Begg’s funnel plots for detecting publication bias of the association between RDW and overall survival of MM

Discussion

MM is an incurable malignancy of the hematopoietic system. It is characterized by the intense proliferation of malignant plasma cells, leading to bone destruction, suppression of bone marrow function, and renal failure [28]. Increasing evidence demonstrates that chronic inflammation plays an important role in MM tumor growth and disease progression [10, 29, 30]. RDW is a parameter automatically measured in the complete blood count (CBC). RDW is an indicator of heterogeneity in the volume of peripheral blood erythrocytes [31]. RDW has recently also been the marker associated with inflammation [32]. It is considered a powerful prognostic marker in various diseases and tumors [33-35]. There remains a controversy, however, about the prognostic value of RDW in MM.
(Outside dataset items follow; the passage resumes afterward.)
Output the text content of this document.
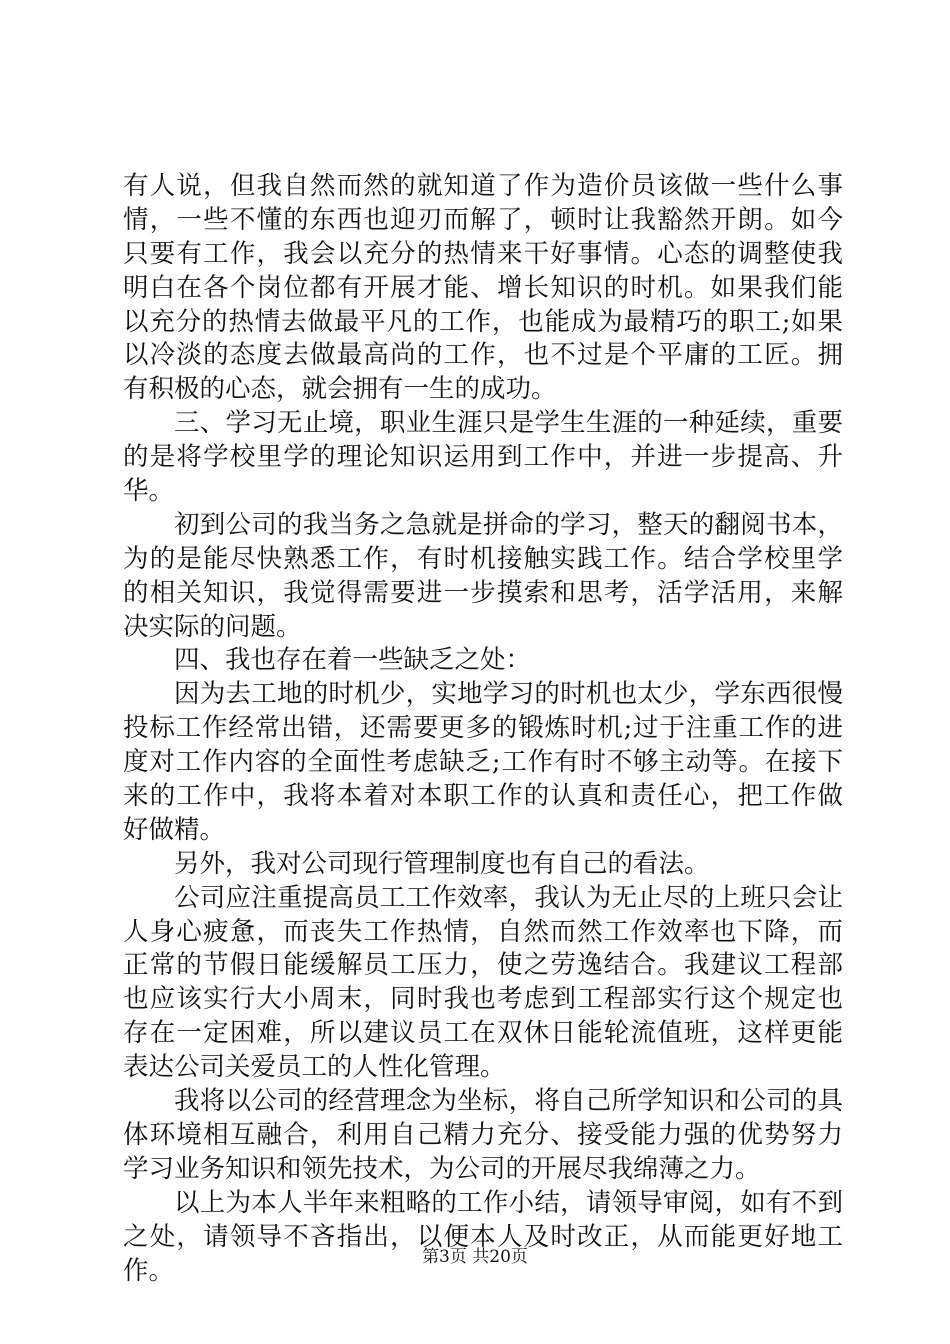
有人说，但我自然而然的就知道了作为造价员该做一些什么事
情，一些不懂的东西也迎刃而解了，顿时让我豁然开朗。如今
只要有工作，我会以充分的热情来干好事情。心态的调整使我
明白在各个岗位都有开展才能、增长知识的时机。如果我们能
以充分的热情去做最平凡的工作，也能成为最精巧的职工;如果
以冷淡的态度去做最高尚的工作，也不过是个平庸的工匠。拥
有积极的心态，就会拥有一生的成功。
三、学习无止境，职业生涯只是学生生涯的一种延续，重要
的是将学校里学的理论知识运用到工作中，并进一步提高、升
华。
初到公司的我当务之急就是拼命的学习，整天的翻阅书本，
为的是能尽快熟悉工作，有时机接触实践工作。结合学校里学
的相关知识，我觉得需要进一步摸索和思考，活学活用，来解
决实际的问题。
四、我也存在着一些缺乏之处：
因为去工地的时机少，实地学习的时机也太少，学东西很慢
投标工作经常出错，还需要更多的锻炼时机;过于注重工作的进
度对工作内容的全面性考虑缺乏;工作有时不够主动等。在接下
来的工作中，我将本着对本职工作的认真和责任心，把工作做
好做精。
另外，我对公司现行管理制度也有自己的看法。
公司应注重提高员工工作效率，我认为无止尽的上班只会让
人身心疲惫，而丧失工作热情，自然而然工作效率也下降，而
正常的节假日能缓解员工压力，使之劳逸结合。我建议工程部
也应该实行大小周末，同时我也考虑到工程部实行这个规定也
存在一定困难，所以建议员工在双休日能轮流值班，这样更能
表达公司关爱员工的人性化管理。
我将以公司的经营理念为坐标，将自己所学知识和公司的具
体环境相互融合，利用自己精力充分、接受能力强的优势努力
学习业务知识和领先技术，为公司的开展尽我绵薄之力。
以上为本人半年来粗略的工作小结，请领导审阅，如有不到
之处，请领导不吝指出，以便本人及时改正，从而能更好地工
作。	第3页 共20页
Our meta-analysis of 8 articles showed that elevated RDW predicted poor OS/PFS in MM patients (OS: HR = 1.91, 95%CI: 1.48–2.46; PFS: HR = 2.87, 95% CI: 2.02–4.07). There was no significant correlation between RDW and ISS staging. Due to the significant heterogeneity of the results, we performed a subgroup analysis. It is suggested that the heterogeneity of the included studies may derive from the sample size. Studies with sample sizes greater than 100 suggested that elevated RDW was strongly associated with advanced ISS staging. Therefore, it is reasonable to speculate that our overall study on the relationship between RDW and ISS may have a false-negative result.

The possible mechanisms underlying the correlation between elevated RDW and poor prognosis in MM are oxidative stress, chronic inflammation, cellular senescence, and poor nutritional status [36-39]. All these factors can reduce erythrocyte survival, leading to a higher mixing of circulating erythrocyte volumes [40]. RDW is an indicator of heterogeneity in the volume of peripheral blood erythrocytes [31]. Consequently, RDW is also evaluated.
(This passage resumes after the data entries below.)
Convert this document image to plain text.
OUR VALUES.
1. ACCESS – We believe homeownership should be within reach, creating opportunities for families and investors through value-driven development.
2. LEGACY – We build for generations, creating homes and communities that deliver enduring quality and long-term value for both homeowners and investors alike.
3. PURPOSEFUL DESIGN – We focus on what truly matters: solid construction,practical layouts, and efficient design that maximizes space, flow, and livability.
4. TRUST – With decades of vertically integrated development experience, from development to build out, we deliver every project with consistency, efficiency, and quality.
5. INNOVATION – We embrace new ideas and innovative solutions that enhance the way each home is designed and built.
Multiple myeloma cells have higher levels of intracellular reactive oxygen species (ROS) and lower levels of antioxidant molecules than normal cells due to increased oncogene activation and/or metabolic activity (e.g., high immunoglobulin synthesis rate) [41]. High levels of ROS have been shown to promote proliferation and enhance motility and invasion [42]. Decreased activity of the antioxidant molecules ARE and PON1 are considered to be biomarkers of poor prognosis in multiple myeloma patients as markers of poor prognosis [43]. Chronic persistent inflammation and inflammatory factors (e.g., IL-6) play an important role in MM [44]. Increasing evidence showed that cellular senescence and senescence-associated secretory phenotypes (SASP) establish a tumor environment that supports tumor cell proliferation and survival and promotes the development of multiple myeloma [45]. It has been established that poor nutritional status is a strong indicator of poor prognosis in MM [46, 47]. In conclusion, high RDW is a strong indicator reflecting poor prognosis in MM patients.
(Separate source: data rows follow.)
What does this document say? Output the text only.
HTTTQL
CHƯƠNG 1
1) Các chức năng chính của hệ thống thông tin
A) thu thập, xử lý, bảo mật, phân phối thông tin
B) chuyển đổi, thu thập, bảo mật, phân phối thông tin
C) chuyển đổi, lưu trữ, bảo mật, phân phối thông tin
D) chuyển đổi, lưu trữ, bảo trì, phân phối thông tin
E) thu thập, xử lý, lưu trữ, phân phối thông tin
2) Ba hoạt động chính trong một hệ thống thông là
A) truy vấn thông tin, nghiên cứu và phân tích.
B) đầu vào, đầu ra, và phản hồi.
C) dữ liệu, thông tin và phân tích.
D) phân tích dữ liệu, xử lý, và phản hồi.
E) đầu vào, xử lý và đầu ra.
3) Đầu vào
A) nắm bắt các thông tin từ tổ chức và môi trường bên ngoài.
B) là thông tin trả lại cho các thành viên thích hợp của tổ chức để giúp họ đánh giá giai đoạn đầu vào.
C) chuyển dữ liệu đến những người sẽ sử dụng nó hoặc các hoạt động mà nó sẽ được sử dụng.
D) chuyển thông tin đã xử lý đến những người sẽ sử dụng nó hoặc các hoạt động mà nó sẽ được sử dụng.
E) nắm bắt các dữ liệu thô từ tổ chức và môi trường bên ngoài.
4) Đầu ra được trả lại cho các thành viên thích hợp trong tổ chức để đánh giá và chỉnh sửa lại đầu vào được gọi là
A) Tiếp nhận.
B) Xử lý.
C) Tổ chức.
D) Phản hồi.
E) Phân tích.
There are several limitations in this study that need to be clarified. The main limitation of our study was the small number of eligible studies in terms of establishing prognostic value. Second, these studies were retrospective and more susceptible to some bias. Furthermore, the power of both Egger's test and Begg's test was relatively lower when the number of studies included in the meta-analysis was less than 10. Therefore, publication bias may not be detected by Egger's test and Begg's test. It is hoped that more rationally designed, high-quality, multi-center studies will be conducted in the future to enrich our results further.

Conclusion

In summary, this meta-analysis demonstrated that elevated RDW might be a negative prognostic factor for patients with MM.